Now, to take a phrase or an inspiriting line from the great fathers of poetry, even though no marks of quotation should be added, carries with it no charge of plagiarism. Milton is justly presumed to be as familiar to the ear as nature to the eye; and to steal from him as impossible as to appropriate, or sequester to a private use, some “bright particular star.” And there is a good reason for rejecting the typographical marks of quotation: they break the continuity of the passion, by reminding the reader of a printed book…

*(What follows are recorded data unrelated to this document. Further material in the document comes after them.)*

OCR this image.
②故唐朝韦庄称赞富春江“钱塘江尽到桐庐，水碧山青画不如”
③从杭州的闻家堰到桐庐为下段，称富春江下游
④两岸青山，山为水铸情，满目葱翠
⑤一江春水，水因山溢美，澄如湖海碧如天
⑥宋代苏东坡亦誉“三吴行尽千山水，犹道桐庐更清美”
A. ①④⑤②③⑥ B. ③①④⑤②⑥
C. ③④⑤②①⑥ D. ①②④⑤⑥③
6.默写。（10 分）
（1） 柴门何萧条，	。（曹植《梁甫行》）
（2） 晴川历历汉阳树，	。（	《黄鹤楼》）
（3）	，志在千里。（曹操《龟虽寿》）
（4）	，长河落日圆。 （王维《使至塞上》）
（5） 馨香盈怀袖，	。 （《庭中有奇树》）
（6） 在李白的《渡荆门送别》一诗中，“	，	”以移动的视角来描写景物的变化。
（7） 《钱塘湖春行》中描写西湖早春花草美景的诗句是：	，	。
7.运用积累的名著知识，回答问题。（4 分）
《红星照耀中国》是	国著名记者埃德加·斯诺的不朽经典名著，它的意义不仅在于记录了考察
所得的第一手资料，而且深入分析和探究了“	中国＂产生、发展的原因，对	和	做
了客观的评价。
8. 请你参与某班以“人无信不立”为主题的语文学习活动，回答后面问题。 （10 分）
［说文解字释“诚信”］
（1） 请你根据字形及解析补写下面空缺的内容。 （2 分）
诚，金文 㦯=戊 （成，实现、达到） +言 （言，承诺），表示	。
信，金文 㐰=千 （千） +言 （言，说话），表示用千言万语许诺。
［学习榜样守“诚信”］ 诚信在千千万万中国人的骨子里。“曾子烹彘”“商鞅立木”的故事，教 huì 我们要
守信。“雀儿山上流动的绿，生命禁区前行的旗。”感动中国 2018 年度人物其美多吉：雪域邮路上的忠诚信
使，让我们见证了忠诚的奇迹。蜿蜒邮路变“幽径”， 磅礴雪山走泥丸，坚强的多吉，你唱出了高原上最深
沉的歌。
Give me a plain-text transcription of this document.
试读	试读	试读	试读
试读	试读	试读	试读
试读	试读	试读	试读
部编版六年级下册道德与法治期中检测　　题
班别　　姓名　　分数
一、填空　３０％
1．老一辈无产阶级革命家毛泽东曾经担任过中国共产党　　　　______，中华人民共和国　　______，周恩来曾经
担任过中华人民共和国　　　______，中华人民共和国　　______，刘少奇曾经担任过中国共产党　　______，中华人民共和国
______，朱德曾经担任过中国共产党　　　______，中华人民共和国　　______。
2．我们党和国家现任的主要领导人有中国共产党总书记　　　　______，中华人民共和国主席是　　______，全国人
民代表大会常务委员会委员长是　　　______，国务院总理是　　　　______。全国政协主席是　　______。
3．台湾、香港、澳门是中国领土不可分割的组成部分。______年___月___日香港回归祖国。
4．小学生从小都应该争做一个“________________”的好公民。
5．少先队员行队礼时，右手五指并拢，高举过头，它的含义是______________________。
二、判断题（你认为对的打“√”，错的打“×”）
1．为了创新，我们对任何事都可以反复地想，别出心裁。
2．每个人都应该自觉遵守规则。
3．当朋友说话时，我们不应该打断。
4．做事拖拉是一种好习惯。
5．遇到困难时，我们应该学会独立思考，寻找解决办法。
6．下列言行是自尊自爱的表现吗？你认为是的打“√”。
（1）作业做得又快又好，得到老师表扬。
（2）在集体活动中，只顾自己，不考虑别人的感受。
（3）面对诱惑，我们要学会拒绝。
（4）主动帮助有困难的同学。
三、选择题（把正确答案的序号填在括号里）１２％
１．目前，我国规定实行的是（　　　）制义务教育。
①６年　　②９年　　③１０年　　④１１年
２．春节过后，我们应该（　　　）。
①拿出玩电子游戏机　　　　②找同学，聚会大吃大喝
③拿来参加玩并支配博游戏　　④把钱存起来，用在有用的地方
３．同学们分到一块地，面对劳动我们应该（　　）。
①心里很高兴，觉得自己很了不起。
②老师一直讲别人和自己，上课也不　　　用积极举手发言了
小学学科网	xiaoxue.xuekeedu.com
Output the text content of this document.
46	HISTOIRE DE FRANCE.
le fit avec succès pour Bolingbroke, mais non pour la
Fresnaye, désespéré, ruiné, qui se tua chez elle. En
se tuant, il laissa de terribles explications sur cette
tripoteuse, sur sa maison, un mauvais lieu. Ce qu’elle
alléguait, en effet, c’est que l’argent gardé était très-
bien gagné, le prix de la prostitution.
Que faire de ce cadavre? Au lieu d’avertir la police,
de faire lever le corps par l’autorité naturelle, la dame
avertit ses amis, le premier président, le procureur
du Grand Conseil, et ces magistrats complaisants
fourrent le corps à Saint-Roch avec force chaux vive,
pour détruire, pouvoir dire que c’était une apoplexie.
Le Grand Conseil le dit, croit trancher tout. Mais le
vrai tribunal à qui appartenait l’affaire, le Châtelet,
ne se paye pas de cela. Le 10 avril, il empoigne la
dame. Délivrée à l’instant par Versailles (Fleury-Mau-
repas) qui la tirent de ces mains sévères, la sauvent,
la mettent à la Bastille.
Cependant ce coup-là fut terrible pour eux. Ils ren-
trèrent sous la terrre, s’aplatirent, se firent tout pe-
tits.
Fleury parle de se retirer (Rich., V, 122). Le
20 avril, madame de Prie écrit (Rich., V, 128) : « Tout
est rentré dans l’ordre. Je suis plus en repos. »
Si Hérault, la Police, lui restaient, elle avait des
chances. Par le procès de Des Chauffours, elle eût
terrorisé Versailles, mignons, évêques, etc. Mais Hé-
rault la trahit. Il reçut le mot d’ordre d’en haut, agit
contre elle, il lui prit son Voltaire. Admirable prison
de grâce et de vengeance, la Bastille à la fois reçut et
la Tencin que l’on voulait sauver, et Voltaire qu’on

Language stands upon the shoulders of those who have previously used it and I found much of the lyric grace in these poems by Rod Mengham enhanced by the references, occasionally direct as with the echoing sound of Eliot’s The Wasteland in the poem ‘Through a Blow-Pipe’ in which the ‘drip drip drip’ leads to connecting ‘nothing with nothing’. Sometimes the references are more oblique echoes such as the opening image of Ulysses lashed ‘to the mist’ with its sly glance back at Prynne’s early poem ‘Lashed to the mast’. Perhaps most dominant for me is the eerie shadow of Dante cast across this doomed love affair between Paris and Helen. In the opening poem, ‘To Repeal the Spoils’ it is almost as if a Francesca is whirling through the air lamenting the cause for her being in the Second Circle:

That was your great discovery

an unreasonable desire for poetry while
swallowing blood. Now you find me shaking something

Penelope’s chervil glove, unharmed in the debris
on a worn-out carpet.

Just as the larks lose all sense of their bodies
so you are wearing your skirts much higher

every night in my bed. But my flight of bemusement
will not add up. The occasion demands flight
with its opposite number.

Mengham’s translations of the contemporary Polish poet, Sosnowski, are terrific. They provide that bridge which I referred to in last week’s blog on Anthony Barnett so that the reader who is unknowing of the original language can experience something of the taste of another man’s mind:

You raise your eyes, and the wind roars among the great bells.